Benjamin Weinthal, The Jerusalem Post, 15. August 2020

Heiko Maas (Reuters)

Die Verachtung für die Politik des deutschen Außenministers Heiko Maas, der anscheinend den tödlichen Antisemitismus und Atomwaffen-Ambitionen des iranischen Regimes gegenüber Israel befürwortet, verschärft sich laut einer Vielzahl prominenter politischer und bürgerlicher Kritiker tagtäglich.

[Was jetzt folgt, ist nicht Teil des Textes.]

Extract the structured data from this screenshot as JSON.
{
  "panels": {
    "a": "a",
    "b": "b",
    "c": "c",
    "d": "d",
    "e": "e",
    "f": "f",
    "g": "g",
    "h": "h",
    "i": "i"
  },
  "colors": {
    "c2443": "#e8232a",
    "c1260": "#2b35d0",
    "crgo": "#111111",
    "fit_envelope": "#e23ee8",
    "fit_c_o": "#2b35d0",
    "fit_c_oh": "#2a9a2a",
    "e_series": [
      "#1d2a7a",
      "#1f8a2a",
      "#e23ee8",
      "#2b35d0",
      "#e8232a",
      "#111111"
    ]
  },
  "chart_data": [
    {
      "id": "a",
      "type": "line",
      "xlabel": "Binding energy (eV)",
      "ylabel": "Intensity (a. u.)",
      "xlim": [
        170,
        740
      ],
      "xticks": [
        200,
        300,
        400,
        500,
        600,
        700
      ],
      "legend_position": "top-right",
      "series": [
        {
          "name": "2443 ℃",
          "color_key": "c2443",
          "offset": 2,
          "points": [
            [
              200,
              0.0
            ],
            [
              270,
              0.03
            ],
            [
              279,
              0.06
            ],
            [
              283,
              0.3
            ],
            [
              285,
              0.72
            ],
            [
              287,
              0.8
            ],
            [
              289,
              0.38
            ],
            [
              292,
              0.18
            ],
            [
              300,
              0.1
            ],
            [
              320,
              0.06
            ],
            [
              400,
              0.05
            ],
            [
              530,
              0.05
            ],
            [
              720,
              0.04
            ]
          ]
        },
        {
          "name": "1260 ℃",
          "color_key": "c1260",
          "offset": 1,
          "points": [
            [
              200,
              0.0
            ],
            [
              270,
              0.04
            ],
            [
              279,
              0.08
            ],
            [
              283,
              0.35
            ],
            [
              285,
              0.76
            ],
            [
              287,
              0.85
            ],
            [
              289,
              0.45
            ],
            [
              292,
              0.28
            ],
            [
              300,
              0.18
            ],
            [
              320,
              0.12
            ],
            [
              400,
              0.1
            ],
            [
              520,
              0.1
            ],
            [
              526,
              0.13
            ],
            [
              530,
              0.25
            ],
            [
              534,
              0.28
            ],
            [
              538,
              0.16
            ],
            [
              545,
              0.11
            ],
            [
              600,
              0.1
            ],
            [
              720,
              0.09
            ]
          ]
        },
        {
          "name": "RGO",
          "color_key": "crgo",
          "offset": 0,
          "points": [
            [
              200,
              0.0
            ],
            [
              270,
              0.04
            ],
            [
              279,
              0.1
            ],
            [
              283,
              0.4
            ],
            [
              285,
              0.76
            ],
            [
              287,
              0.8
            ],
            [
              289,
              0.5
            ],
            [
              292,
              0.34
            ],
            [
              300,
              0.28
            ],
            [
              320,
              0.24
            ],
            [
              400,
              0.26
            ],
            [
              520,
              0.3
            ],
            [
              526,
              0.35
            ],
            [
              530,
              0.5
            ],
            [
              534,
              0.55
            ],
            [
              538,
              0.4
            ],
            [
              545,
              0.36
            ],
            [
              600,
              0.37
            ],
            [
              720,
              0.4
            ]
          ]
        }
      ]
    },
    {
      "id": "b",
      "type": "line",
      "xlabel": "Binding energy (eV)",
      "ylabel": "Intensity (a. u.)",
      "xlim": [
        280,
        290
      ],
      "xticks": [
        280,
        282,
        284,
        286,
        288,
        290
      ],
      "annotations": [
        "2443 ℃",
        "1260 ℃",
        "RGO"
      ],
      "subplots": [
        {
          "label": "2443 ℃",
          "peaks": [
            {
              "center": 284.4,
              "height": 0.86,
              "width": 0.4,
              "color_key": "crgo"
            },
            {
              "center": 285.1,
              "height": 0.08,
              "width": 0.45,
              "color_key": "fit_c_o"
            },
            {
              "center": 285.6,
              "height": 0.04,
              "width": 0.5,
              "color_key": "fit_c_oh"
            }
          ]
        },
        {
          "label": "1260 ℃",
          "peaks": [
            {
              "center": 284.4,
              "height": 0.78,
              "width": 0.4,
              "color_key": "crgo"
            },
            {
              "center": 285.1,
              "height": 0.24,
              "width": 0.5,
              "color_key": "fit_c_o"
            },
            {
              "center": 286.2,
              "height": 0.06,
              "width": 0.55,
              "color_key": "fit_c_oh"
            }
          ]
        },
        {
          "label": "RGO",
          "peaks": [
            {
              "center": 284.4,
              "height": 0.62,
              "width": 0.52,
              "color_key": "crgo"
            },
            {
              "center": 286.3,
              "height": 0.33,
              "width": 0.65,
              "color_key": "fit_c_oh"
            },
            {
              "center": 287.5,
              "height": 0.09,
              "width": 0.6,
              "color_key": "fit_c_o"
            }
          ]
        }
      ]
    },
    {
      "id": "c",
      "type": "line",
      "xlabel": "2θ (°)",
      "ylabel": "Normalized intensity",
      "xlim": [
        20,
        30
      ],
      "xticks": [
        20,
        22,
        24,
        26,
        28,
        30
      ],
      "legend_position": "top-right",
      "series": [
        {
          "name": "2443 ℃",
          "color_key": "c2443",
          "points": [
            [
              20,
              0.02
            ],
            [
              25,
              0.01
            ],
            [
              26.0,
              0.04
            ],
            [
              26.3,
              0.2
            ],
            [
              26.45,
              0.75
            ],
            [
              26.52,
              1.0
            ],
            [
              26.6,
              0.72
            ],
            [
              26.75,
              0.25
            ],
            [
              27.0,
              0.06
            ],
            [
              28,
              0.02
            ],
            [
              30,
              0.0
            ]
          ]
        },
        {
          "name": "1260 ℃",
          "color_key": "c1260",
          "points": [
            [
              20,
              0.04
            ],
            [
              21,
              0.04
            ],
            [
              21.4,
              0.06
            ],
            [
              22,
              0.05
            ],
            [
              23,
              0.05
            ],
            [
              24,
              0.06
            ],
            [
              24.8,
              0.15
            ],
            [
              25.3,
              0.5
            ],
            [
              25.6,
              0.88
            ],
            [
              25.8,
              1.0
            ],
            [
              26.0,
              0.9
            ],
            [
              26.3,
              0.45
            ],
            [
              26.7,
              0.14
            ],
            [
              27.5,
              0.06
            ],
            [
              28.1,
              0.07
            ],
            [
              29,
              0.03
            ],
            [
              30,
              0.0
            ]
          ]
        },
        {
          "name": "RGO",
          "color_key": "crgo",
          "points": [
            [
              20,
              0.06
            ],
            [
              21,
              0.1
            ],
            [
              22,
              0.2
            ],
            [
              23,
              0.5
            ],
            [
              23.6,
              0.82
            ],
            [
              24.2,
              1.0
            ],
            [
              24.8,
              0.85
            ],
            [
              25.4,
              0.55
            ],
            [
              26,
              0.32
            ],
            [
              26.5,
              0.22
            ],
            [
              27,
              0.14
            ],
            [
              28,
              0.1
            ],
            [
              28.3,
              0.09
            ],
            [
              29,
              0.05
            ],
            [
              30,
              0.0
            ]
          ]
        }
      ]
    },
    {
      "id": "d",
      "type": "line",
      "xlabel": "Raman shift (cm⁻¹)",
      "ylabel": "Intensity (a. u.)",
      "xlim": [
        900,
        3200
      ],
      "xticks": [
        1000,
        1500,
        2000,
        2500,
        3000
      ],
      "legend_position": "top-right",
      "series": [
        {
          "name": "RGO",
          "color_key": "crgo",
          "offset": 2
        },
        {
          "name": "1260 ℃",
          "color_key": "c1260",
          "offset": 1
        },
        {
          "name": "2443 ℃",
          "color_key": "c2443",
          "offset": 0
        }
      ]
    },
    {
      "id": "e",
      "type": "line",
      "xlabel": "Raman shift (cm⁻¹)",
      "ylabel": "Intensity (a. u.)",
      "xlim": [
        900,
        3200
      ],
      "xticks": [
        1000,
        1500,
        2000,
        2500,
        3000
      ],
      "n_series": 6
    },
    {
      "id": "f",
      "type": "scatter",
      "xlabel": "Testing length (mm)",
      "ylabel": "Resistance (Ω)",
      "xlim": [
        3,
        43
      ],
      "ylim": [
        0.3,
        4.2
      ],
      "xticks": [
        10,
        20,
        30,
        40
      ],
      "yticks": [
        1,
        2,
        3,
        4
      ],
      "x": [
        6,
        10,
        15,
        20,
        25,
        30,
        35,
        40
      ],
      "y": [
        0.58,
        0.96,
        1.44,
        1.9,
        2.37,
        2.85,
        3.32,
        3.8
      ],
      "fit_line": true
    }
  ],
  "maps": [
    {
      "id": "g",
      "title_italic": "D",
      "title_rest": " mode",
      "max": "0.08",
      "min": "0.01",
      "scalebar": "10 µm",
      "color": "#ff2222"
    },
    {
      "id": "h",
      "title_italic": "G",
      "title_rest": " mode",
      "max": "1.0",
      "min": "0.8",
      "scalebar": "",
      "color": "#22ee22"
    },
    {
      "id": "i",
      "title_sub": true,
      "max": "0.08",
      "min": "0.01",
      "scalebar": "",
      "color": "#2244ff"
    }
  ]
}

Der stellvertretende Dekan des Simon Wiesenthal Center, Rabbi Abraham Cooper, sagte Donnerstag gegenüber der Jerusalem Post:

Bei allem Respekt, es ist an der Zeit, dass der deutsche Außenminister seine Behauptung aufgibt, es seien die Lehren von Auschwitz gewesen, die ihn ins öffentliche Leben trieben. Er hat eindeutig keine der Lektinen auf die aktuelle Lage angewandt. Statt das tyrannische, völkermörderische Regime in Teheran zu schwächen, tut er alles, um den Iran zu stärken. Seine Anweisungen an den deutschen UNO-Botschafter sind nicht die eines Freundes eines jüdischen Staates.“

Maas, ein Sozialdemokrat, verkündete letztes Jahr , dass er „wegen Auschwitz“ in die Politik ging.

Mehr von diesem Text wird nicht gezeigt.